Een hartkwaal — Een bedreiging voor het leven
ELK jaar krijgen over de hele wereld miljoenen mannen en vrouwen een hartaanval. Velen overleven het zonder er veel problemen aan over te houden. Anderen halen het niet. Van weer anderen is het hart dermate beschadigd dat „een terugkeer tot nuttige activiteiten twijfelachtig is”, aldus cardioloog Peter Cohn, die er nog aan toevoegt: „Het is daarom gebiedend noodzakelijk om, waar dat maar mogelijk is, hartaanvallen in de kiem te smoren.”
Het hart is een spier die bloed door het lichaam pompt. Een hartaanval (myocardinfarct) is een afsterven van een deel van de hartspier dat niet meer van bloed voorzien werd. Om gezond te blijven is het hart aangewezen op door het bloed getransporteerde zuurstof en verdere voedingsstoffen. Het krijgt deze via de kransslagaderen die het hart aan de buitenkant omhullen.

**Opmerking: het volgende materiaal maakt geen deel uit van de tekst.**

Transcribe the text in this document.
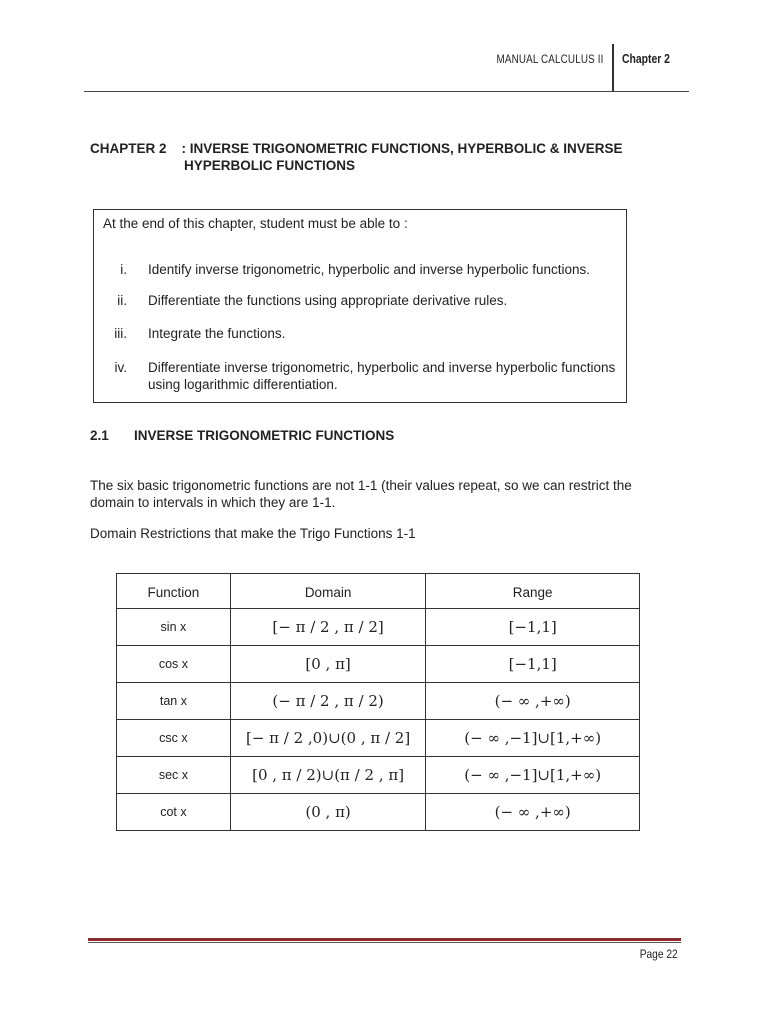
MANUAL CALCULUS II Chapter 2
CHAPTER 2    : INVERSE TRIGONOMETRIC FUNCTIONS, HYPERBOLIC & INVERSE
HYPERBOLIC FUNCTIONS
At the end of this chapter, student must be able to :
i. Identify inverse trigonometric, hyperbolic and inverse hyperbolic functions.
ii. Differentiate the functions using appropriate derivative rules.
iii. Integrate the functions.
iv. Differentiate inverse trigonometric, hyperbolic and inverse hyperbolic functions using logarithmic differentiation.
2.1 INVERSE TRIGONOMETRIC FUNCTIONS
The six basic trigonometric functions are not 1-1 (their values repeat, so we can restrict the domain to intervals in which they are 1-1.
Domain Restrictions that make the Trigo Functions 1-1
Function	Domain	Range
sin x	[− π / 2 , π / 2]	[−1,1]
cos x	[0 , π]	[−1,1]
tan x	(− π / 2 , π / 2)	(− ∞ ,+∞)
csc x	[− π / 2 ,0)∪(0 , π / 2]	(− ∞ ,−1]∪[1,+∞)
sec x	[0 , π / 2)∪(π / 2 , π]	(− ∞ ,−1]∪[1,+∞)
cot x	(0 , π)	(− ∞ ,+∞)
Page 22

Er kan met elk deel van het hart van alles gebeuren. Wat echter het meest voorkomt, is de sluipende aantasting van de kransslagaderen die atherosclerose heet. Er is dan sprake van ontwikkeling van plaque, of vetafzettingen, in de wanden van de slagaderen. In de loop van de tijd kan de plaque toenemen, de vaten verharden en vernauwen, en de bloedtoevoer naar het hart beperken. Het is deze achterliggende kransvatvernauwing die de aanzet vormt tot de meeste hartaanvallen.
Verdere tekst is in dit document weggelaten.